Immer Probleme mit dem Urlaub

  • Beitrags-Kategorie:Urteile

Ich hatte in einem anderen Beitrag schon darauf hingewiesen: Nach § 7 Abs. 3 BUrlG (= Bundesurlaubsgesetz) verfällt nicht genommener Urlaub am Jahresende. Ausnahme: Der Urlaub kann wegen betrieblicher Gründe oder aus persönlichen Gründen (z.B. Krankheit) nicht genommen werden. In diesem Fall wird der Urlaub ins erste Quartal des Folgejahres übertragen.

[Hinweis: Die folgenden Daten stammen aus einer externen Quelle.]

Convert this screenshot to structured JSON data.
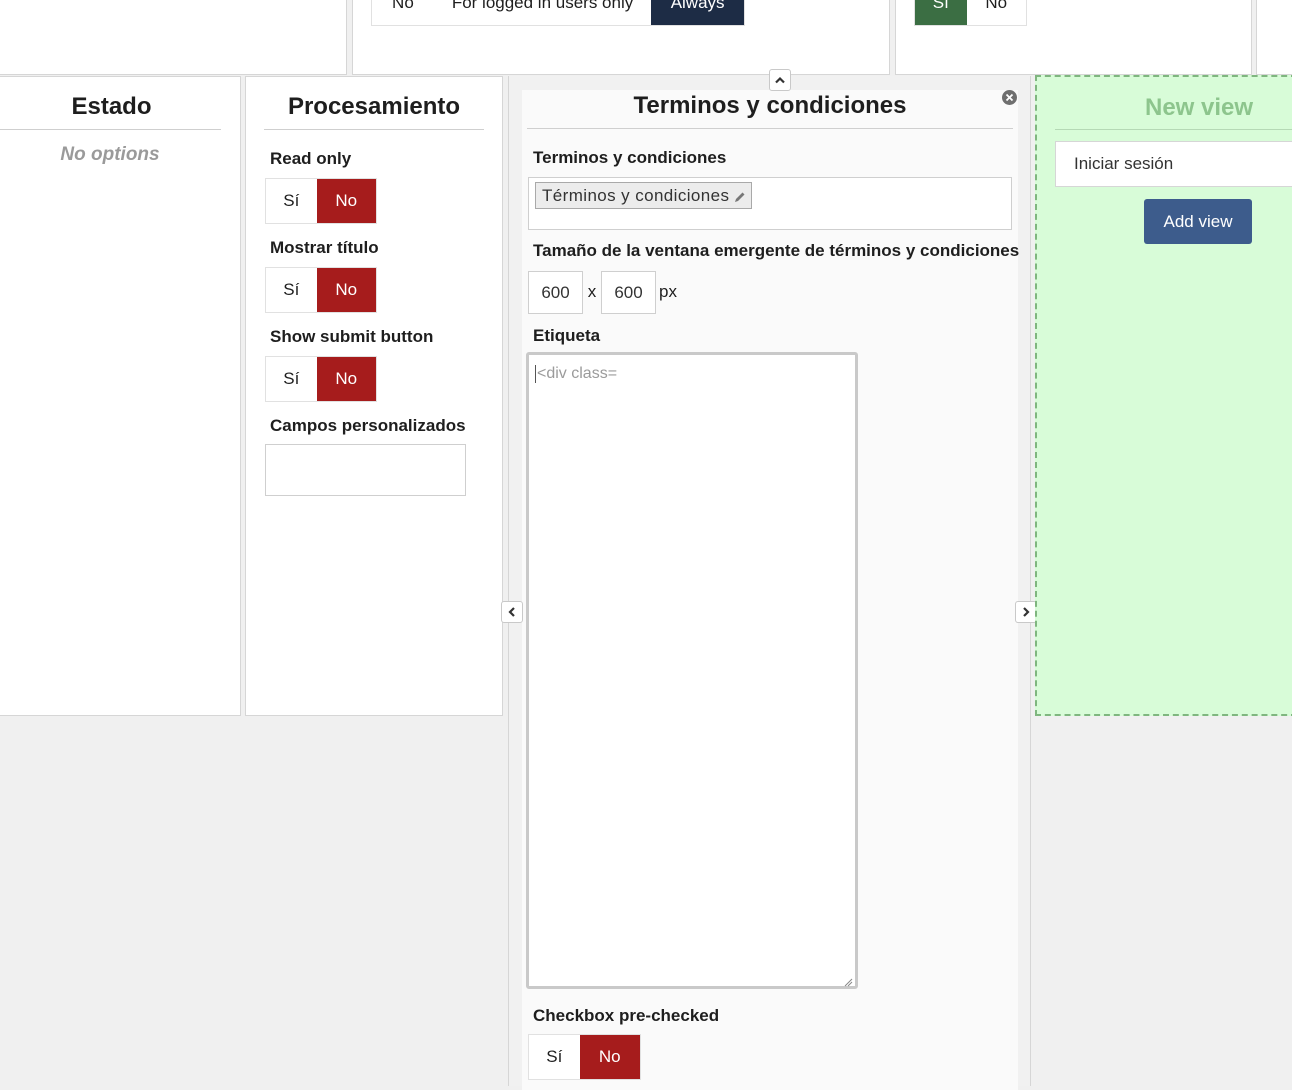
{
  "top": {
    "visibility": {
      "options": [
        "No",
        "For logged in users only",
        "Always"
      ],
      "selected": "Always"
    },
    "toggle": {
      "options": [
        "Sí",
        "No"
      ],
      "selected": "Sí"
    }
  },
  "estado": {
    "title": "Estado",
    "empty": "No options"
  },
  "procesamiento": {
    "title": "Procesamiento",
    "read_only": {
      "label": "Read only",
      "yes": "Sí",
      "no": "No",
      "selected": "No"
    },
    "mostrar_titulo": {
      "label": "Mostrar título",
      "yes": "Sí",
      "no": "No",
      "selected": "No"
    },
    "show_submit": {
      "label": "Show submit button",
      "yes": "Sí",
      "no": "No",
      "selected": "No"
    },
    "campos": {
      "label": "Campos personalizados",
      "value": ""
    }
  },
  "terminos": {
    "title": "Terminos y condiciones",
    "field_label": "Terminos y condiciones",
    "tag": "Términos y condiciones",
    "size_label": "Tamaño de la ventana emergente de términos y condiciones",
    "width": "600",
    "height": "600",
    "x": "x",
    "unit": "px",
    "etiqueta_label": "Etiqueta",
    "etiqueta_value": "<div class=",
    "prechecked": {
      "label": "Checkbox pre-checked",
      "yes": "Sí",
      "no": "No",
      "selected": "No"
    }
  },
  "new_view": {
    "title": "New view",
    "select_value": "Iniciar sesión",
    "button": "Add view"
  },
  "colors": {
    "accent_red": "#a61c1c",
    "navy": "#1d2c45",
    "green": "#3b6e43",
    "button_blue": "#3d5c8c",
    "new_view_bg": "#d8fcd8",
    "new_view_title": "#8dc58d"
  }
}
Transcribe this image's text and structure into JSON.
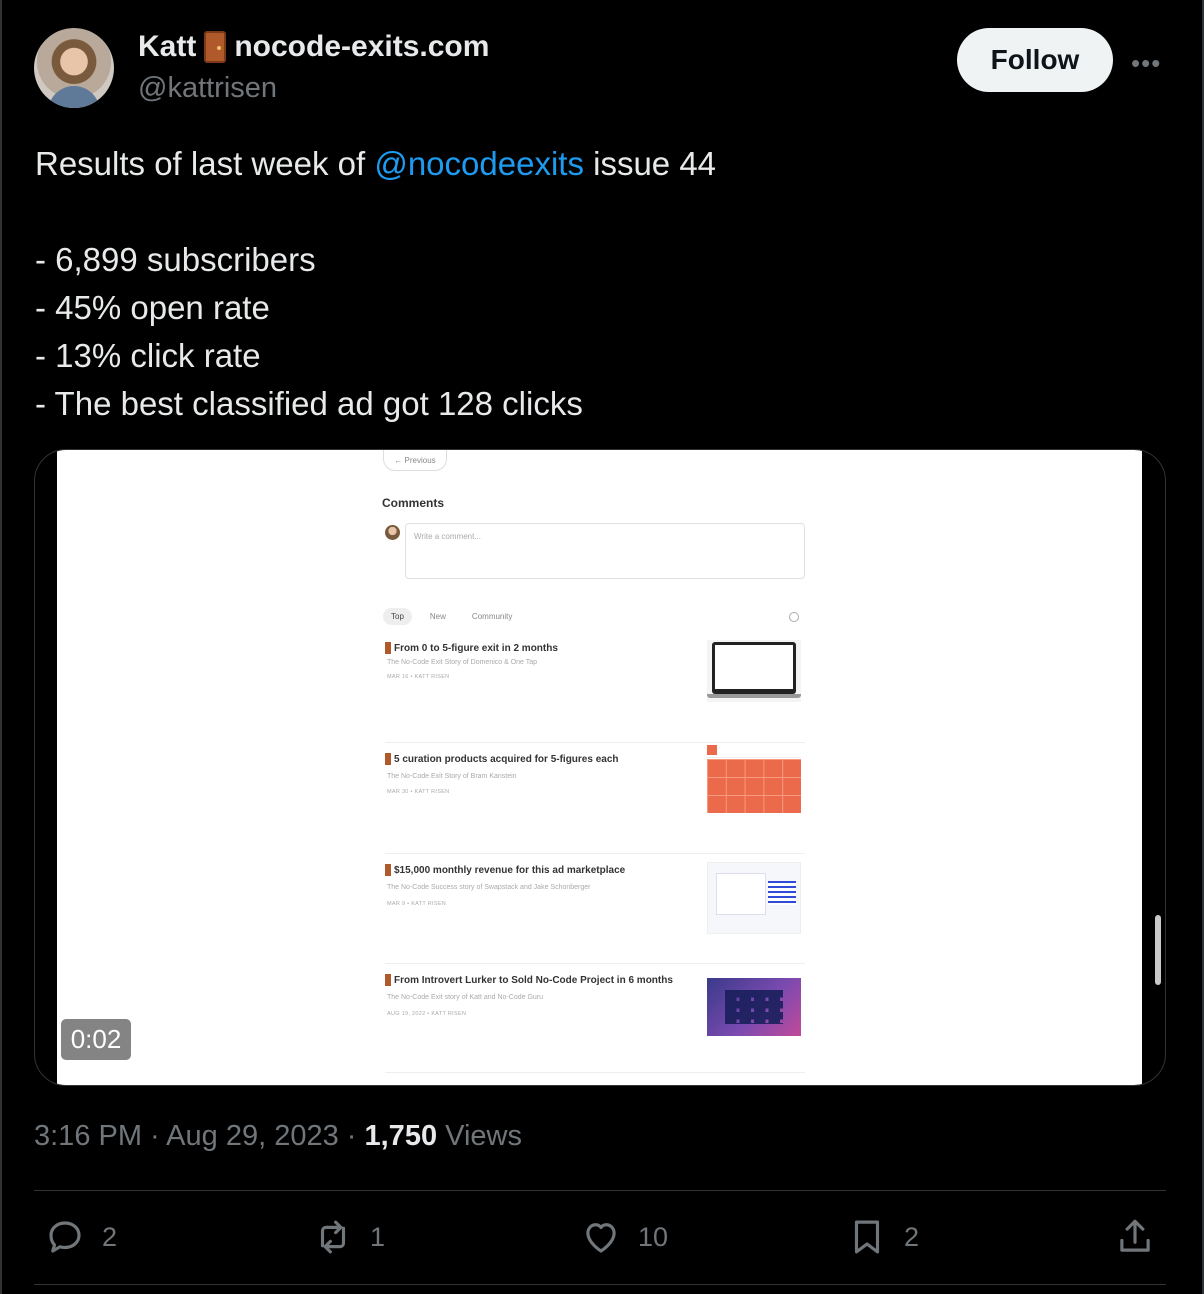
{
  "user": {
    "display_name": "Katt",
    "badge_text": "nocode-exits.com",
    "handle": "@kattrisen",
    "follow_label": "Follow",
    "more_label": "•••"
  },
  "tweet": {
    "line1_prefix": "Results of last week of ",
    "line1_mention": "@nocodeexits",
    "line1_suffix": " issue 44",
    "bullets": [
      "- 6,899 subscribers",
      "- 45% open rate",
      "- 13% click rate",
      "- The best classified ad got 128 clicks"
    ]
  },
  "media": {
    "duration": "0:02",
    "previous_label": "← Previous",
    "comments_title": "Comments",
    "comment_placeholder": "Write a comment...",
    "tabs": [
      "Top",
      "New",
      "Community"
    ],
    "posts": [
      {
        "title": "From 0 to 5-figure exit in 2 months",
        "subtitle": "The No-Code Exit Story of Domenico & One Tap",
        "meta": "MAR 16 • KATT RISEN"
      },
      {
        "title": "5 curation products acquired for 5-figures each",
        "subtitle": "The No-Code Exit Story of Bram Kanstein",
        "meta": "MAR 30 • KATT RISEN"
      },
      {
        "title": "$15,000 monthly revenue for this ad marketplace",
        "subtitle": "The No-Code Success story of Swapstack and Jake Schonberger",
        "meta": "MAR 9 • KATT RISEN"
      },
      {
        "title": "From Introvert Lurker to Sold No-Code Project in 6 months",
        "subtitle": "The No-Code Exit story of Katt and No-Code Guru",
        "meta": "AUG 19, 2022 • KATT RISEN"
      }
    ]
  },
  "meta": {
    "time": "3:16 PM",
    "date": "Aug 29, 2023",
    "views_count": "1,750",
    "views_label": "Views"
  },
  "actions": {
    "replies": "2",
    "reposts": "1",
    "likes": "10",
    "bookmarks": "2"
  }
}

Er kann dann also bis zum 31.03. des Folgejahres genommen werden.

Nun hatte ich in dem Beitrag “Urlaubsanspruch” dargelegt, dass Arbeitgeber neuerdings dazu verpflichtet sind, Arbeitnehmer rechtzeitig darauf hinzuweisen, dass nicht genommener Urlaub gemäß § 7 Abs. 3 BUrlG am Ende des Kalenderjahres, bzw. am 31.03. des Folgejahres verfällt: https://fachanwalt-arbeitsrecht-hamburg.eu/urlaubsanspruch

Die Frage lautet nun, ob dieser Hinweis auch ergehen muss, wenn ein Arbeitnehmer langfristig erkrankt ist, beispielsweise schon seit einigen Jahren. In einem solchen Fall greift bekanntlich eine Ausnahme von der Ausnahme und der Urlaub verfällt erst 15 Monate nach Ablauf des Kalenderjahres. Beispiel: Der Urlaub 2018 eines Langzeiterkrankten verfällt am 31.03.2020. So hat es das BAG in Gemäßheit der Rechtsprechung des EuGH entschieden ( BAG, Urteil vom 07.08.2012 – 9 AZR 353/10).

Das LAG Hamm hatte nun einen Fall zu entscheiden, bei dem der Arbeitnehmer wegen einer langandauernden Erkrankung einige Tage Urlaub aus dem Jahr 2017 bis MItte 2019 (dem Zeitpunkt der Genesung) nicht nehmen konnte. Der Arbeitgeber hatte diesen AN nicht auf den Urlaubsverfall des 2017er Urlaubs (spätestens am 31.03.2019) hingewiesen.

Nach dem Landesarbeitsgericht Hamm musste er das auch nicht ( LAG Hamm, Urteil vom 24.07.2019 – 5 Sa 676/19). Der Urlaub aus 2017 ging trotzdem am 31.03.2019 unter.

Die Argumente lauteten:

1.) Der langzeiterkrankte AN ist rein faktisch gar nicht in der Lage, seinen Urlaub zu nehmen.

2.) Der Hinweis, den der EuGH verlangt (Urlaub verfällt am Jahresende,…), wäre bei Langzeiterkrankten rechtlich falsch. Hier greift ja die oben dargestellte Ausnahme von der Ausnahme und der Urlaub verfällt erst 15 Monate nach Ablauf des Kalenderjahres.

Es bleibt abzuwarten, ob sich das Bundesarbeitsgericht dieser Auffassung anschließen wird. Mich persönlich überzeugt das Urteil des LAG Hamm. Wenn ein Arbeitnehmer gar nicht in der Lage ist, seinen Urlaub zu nehmen, welchen Sinn soll dann der Hinweis machen, dass er seinen Urlaub nehmen muss, weil er sonst zu einem bestimmten Zeitpunkt verfällt?!

Arbeitgebern wird zu empfehlen sein, nach der Genesung von langzeiterkrankten Arbeitnehmern genau auszurechnen, welcher Urlaub noch nicht verfallen ist und den Arbeitnehmer aufzufordern, diesen Urlaub rechtzeitig zu nehmen, weil er ansonsten verfällt (siehe oben, die – neuen – ganz “normalen” Hinweispflichten).